I know Murphy beds have a reputation for being a smart choice when space is limited. But are they comfy? Are they hard to fold up and down? Do you have to sacrifice comfort for convenience? I decided to ask the best experts on Murphy beds to answer those questions and more: Three people who actually sleep in a Murphy bed every night.

The Murphy bed insiders:

(Image credit: William Strawser)

Editor Emily Graff lives in a patterned and pretty 550-square-foot Greenwich Village studio. She has been living with the Penelope Murphy Bed from Resource Furniture for three years.

(Image credit: Melanie Rieders)

Daniel Lubrano owns a 425-square-foot studio apartment in Gramercy Park. He’s been living with a full-sized Murphy bed frame from Createmorespace and a Mattress Firm mattress for four years.

(Image credit: Elissa Crowe)

Alison of 600SQFTANDABABY has used a Murphy bed for three years, after she and her husband gave their bedroom to their son. They have the Penelope Murphy Bed from Resource Furniture in a Queen size.

(Image credit: Elissa Crowe)

Is a Murphy bed as comfy as a regular bed?

Emily: Yes! Though I think most Murphy beds (or at least this model) are built to accommodate a different kind of mattress than a traditional box spring. It’s thinner, so think synthetic materials like Tempur-pedic, which offer great support but don’t take up as much space. It took a few nights to get used to it, but I prefer it now.

Daniel: Absolutely. You just buy the type of mattress that suits you.

Alison: It’s very comfy, more comfy than our previous bed.

(Image credit: Elissa Crowe)

How often do you actually fold it up?

Emily: When friends come over for dinner, when I cook bacon, or both.

Daniel: I’d like to say every day but realistically I leave it down and make the bed during the week. I put it away if company is coming over or if I just want to have some extra space to move around.
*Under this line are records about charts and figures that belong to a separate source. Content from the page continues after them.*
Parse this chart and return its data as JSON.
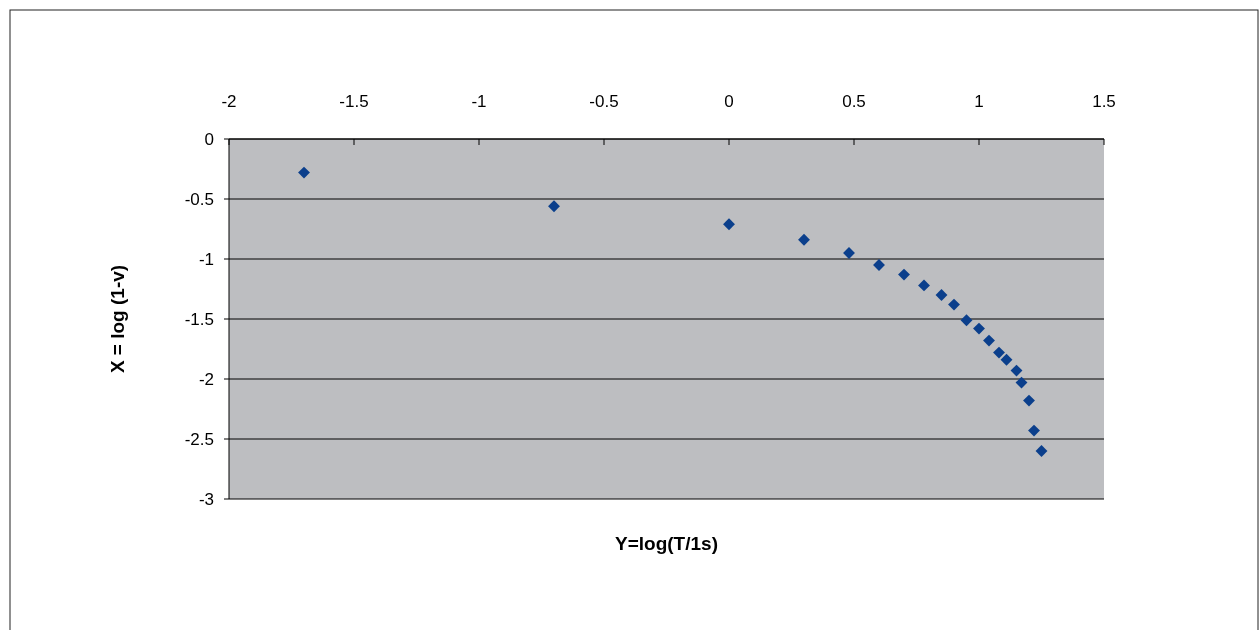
{
  "chart_data": {
    "type": "scatter",
    "xlabel": "Y=log(T/1s)",
    "ylabel": "X = log (1-v)",
    "x": [
      -1.7,
      -0.7,
      0,
      0.3,
      0.48,
      0.6,
      0.7,
      0.78,
      0.85,
      0.9,
      0.95,
      1.0,
      1.04,
      1.08,
      1.11,
      1.15,
      1.17,
      1.2,
      1.22,
      1.25
    ],
    "series": [
      {
        "color": "#0b3f8c",
        "values": [
          -0.28,
          -0.56,
          -0.71,
          -0.84,
          -0.95,
          -1.05,
          -1.13,
          -1.22,
          -1.3,
          -1.38,
          -1.51,
          -1.58,
          -1.68,
          -1.78,
          -1.84,
          -1.93,
          -2.03,
          -2.18,
          -2.43,
          -2.6
        ]
      }
    ],
    "xlim": [
      -2,
      1.5
    ],
    "xticks": [
      -2,
      -1.5,
      -1,
      -0.5,
      0,
      0.5,
      1,
      1.5
    ],
    "ylim": [
      -3,
      0
    ],
    "yticks": [
      -3,
      -2.5,
      -2,
      -1.5,
      -1,
      -0.5,
      0
    ],
    "grid": "y",
    "marker": "diamond"
  }
}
Most weekends it is away.

Alison: We fold it up every day. I think I can count on one hand the days we haven’t folded it up (usually if everyone is really sick). We live in 600 square feet with a toddler and a baby currently, so we have to put the bed away every day so our living room is ready for the day.
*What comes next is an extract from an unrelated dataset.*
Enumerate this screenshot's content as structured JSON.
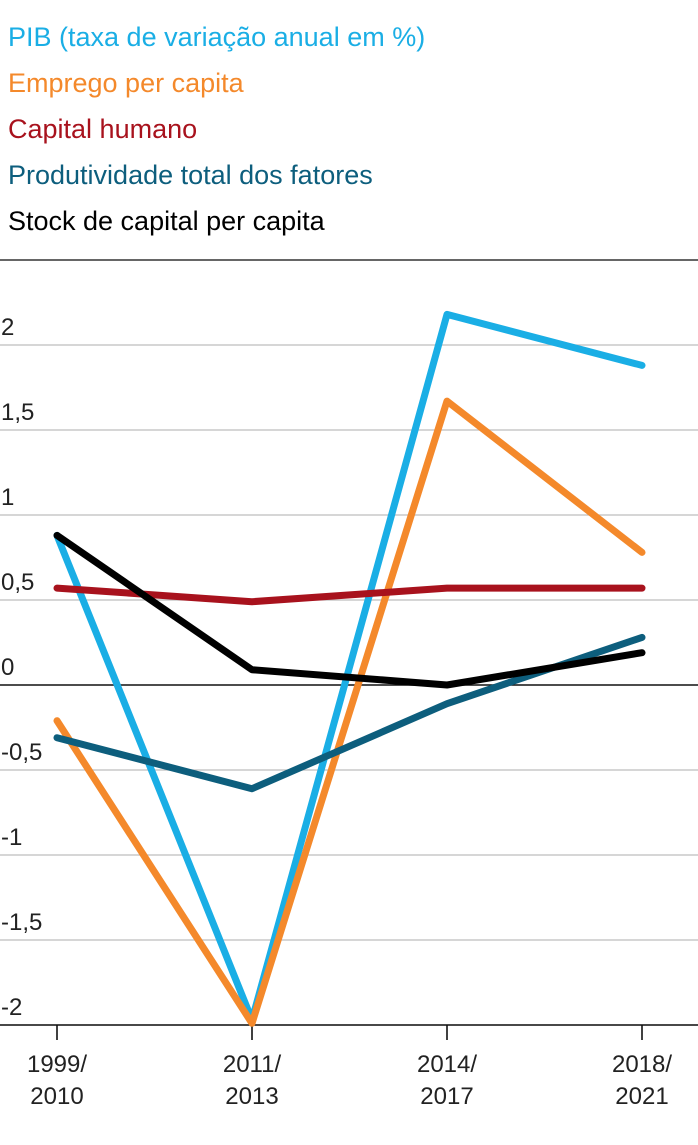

(Image credit: Elissa Crowe)

How easy is it to fold up and fold down?

Emily: Very! My understanding is that the technology is constantly improving. This model is engineered to fold up and fold down in seconds, without heavy lifting.

Daniel: The frame is very well balanced and spring loaded so it is quite easy to fold up and take down.

Alison: Pretty easy. As easy as making a bed by tucking in all the blankets, buckling two straps and lifting up the bed. It’s really light so my toddler has been “helping” since he was walking.

(Image credit: William Strawser)

Is this the last Murphy bed you’ll ever use — or would you choose a Murphy bed again?

Emily: I think people consider buying Murphy beds when they need smart solutions for small spaces. I live in a studio, where one room provides a variety of functions. I wouldn’t want friends to sit on my bed to eat their bacon. So for this apartment, the Murphy bed is key. If I were to live in another small space, I would definitely consider buying another Murphy bed.

The other thing: I’m really lucky to have this particular Murphy bed. They are definitely an investment. If I were to live in a bigger space, and I could fit a traditional bed, I would. And I guess in that scenario, if I was looking into guest accommodations, the dream might be a Murphy bed, but the reality — given the cost, and the fact that it would get a lot less use — might be an air mattress. (Sorry, bacon-eating friends.)

Daniel: I might! I like the convenience and versatility of a Murphy bed. Even if I end up in a larger apartment it would be great to put a Murphy bed in an office, so you have the ability to convert it into a guest bedroom when a friend is visiting from out of town. Sofa beds are really uncomfortable so I think a Murphy bed is a great solution.

Alison: I hope we will take this Murphy bed with us to our next home and ones following, whether as our bed again or a guest bed. Now that we have one I think they are so valuable for small spaces!

(Image credit: William Strawser)

What should someone thinking about buying a Murphy bed keep in mind?

Emily: Measure your space to make sure the Murphy bed fits when folded down, and you can walk all the way around it. You bought a Murphy bed so you could fold it up and fold it down. Make sure you can do both easily, and on your own. Think about your bedding. Again, you’ll want to make sure that the Murphy bed is easy to use, and bulkier coverlets might prevent the mattress from fitting into the frame. Consider a quilt over a comforter. And most pillows, duvets, and blankets will have to be stored somewhere else when the bed is up. (I use a big drawer next to my bed for storage.) Bonus: it’s really easy to clean under your bed.

Also: I would recommend hiring a professional to install or assemble your Murphy bed.

Daniel: There are lots of styles of Murphy beds out there so take a little time and shop around. I went to a Murphy bed showroom in Manhattan and they wanted to charge me over $2000 for a model with a cheap foam mattress. By sourcing a frame and just buying a mattress of my choosing (no box spring needed) I was able to save over $1200.

Alison: Keep in mind the amount of time you spend in your bedroom when you aren’t sleeping. If like us, it isn’t a lot and all you are really missing is that chair you pile your clothes on, then the switch to a Murphy bed will be an easy one. Also do your measurements first and make sure you have at least 1 foot around the perimeter of the bed (ideally more). I would also recommend budgeting for a professional install. It’s a big piece of furniture and took two experienced mill workers to install ours.

Thank you Emily, Daniel and Alison!!